Continuing to build relationships in the Sunflower State, Beaty added, has been his post-spring football plan all along. He wants to know prep coaches in Kansas as well as he does in his old stomping grounds of Texas.
“We’re going to make a Kansas blast. We’ve seen a lot of them, because they’ve been coming,” Beaty added of nearby high school coaches visiting campus this spring, thanks to the efforts of on-campus recruiting coordinator Gene Wier.
Including Saturday’s public scrimmage, KU went through 15 practices this spring.
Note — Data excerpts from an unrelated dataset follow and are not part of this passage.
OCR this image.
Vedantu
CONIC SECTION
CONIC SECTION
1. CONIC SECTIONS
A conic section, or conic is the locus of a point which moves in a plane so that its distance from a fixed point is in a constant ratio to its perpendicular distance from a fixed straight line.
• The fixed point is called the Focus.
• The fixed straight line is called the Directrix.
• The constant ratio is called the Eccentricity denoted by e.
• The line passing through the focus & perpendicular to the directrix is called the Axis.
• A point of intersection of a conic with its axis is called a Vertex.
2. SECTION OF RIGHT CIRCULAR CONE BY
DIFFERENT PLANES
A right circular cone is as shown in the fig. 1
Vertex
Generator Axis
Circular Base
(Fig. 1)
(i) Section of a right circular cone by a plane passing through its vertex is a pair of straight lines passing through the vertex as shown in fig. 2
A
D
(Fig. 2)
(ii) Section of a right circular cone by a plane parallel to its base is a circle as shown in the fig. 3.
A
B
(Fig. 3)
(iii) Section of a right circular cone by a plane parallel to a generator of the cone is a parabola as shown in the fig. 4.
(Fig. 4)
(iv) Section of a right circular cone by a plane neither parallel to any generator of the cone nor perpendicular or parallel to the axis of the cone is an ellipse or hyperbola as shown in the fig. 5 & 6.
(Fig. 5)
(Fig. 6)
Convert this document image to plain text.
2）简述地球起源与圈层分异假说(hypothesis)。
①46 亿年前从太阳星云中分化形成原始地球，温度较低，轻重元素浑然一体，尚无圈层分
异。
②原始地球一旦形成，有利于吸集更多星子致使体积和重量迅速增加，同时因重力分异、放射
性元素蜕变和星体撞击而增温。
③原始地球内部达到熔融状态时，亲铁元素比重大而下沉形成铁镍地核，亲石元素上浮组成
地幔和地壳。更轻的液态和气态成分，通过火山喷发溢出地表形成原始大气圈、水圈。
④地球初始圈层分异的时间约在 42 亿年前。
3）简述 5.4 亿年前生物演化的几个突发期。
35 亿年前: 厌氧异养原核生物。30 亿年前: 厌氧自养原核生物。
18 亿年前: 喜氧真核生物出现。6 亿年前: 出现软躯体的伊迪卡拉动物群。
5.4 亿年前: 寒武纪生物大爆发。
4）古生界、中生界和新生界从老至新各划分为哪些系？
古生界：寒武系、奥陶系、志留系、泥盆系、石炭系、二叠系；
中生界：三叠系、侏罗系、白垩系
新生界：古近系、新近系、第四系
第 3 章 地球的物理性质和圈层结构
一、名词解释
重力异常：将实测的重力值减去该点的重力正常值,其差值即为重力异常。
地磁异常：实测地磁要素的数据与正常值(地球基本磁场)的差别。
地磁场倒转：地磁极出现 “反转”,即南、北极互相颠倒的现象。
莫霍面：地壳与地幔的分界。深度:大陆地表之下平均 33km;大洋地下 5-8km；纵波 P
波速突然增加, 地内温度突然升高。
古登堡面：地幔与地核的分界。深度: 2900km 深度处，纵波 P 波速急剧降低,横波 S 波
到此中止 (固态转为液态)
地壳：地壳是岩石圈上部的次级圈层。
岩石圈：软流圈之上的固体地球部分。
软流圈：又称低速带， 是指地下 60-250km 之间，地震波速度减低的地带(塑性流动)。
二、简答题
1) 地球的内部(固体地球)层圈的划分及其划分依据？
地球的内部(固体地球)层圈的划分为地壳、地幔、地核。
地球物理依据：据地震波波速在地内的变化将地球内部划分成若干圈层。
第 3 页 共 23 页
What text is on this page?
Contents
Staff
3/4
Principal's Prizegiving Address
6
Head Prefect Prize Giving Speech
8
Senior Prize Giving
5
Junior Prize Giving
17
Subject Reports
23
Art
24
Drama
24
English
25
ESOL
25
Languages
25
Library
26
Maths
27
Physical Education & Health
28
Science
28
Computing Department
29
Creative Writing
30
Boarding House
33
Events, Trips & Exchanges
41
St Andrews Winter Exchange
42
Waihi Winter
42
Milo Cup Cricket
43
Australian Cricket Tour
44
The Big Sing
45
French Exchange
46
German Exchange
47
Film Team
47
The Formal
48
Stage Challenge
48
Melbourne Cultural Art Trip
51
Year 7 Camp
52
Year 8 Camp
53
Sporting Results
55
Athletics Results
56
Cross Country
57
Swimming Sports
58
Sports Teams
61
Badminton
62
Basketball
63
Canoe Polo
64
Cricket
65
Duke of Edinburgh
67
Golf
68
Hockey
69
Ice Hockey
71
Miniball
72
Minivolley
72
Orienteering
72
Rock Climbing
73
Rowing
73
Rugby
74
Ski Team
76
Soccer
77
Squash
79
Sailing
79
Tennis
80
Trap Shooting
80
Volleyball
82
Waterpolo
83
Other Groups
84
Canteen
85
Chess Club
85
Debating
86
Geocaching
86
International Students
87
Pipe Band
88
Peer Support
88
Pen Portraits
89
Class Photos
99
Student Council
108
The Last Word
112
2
From a football standpoint, Beaty said the coaches didn’t accomplish all they hoped, but he thought they checked off a lot of boxes on their to-do list, coming in as a new staff.
“One of the big things is just getting to know those guys,” Beaty said.
It took weeks of practices with the Jayhawks before the new head coach even felt comfortable making players available to the media for interviews. Neither the staff nor the players was familiar enough with the other to know what to expect.
While Beaty said there is still some learning to do in that regard, a lot of progress took place.
“Halfway through, we had a pretty good idea of who our guys were,” he said, “and we knew who valued the same things that we valued.”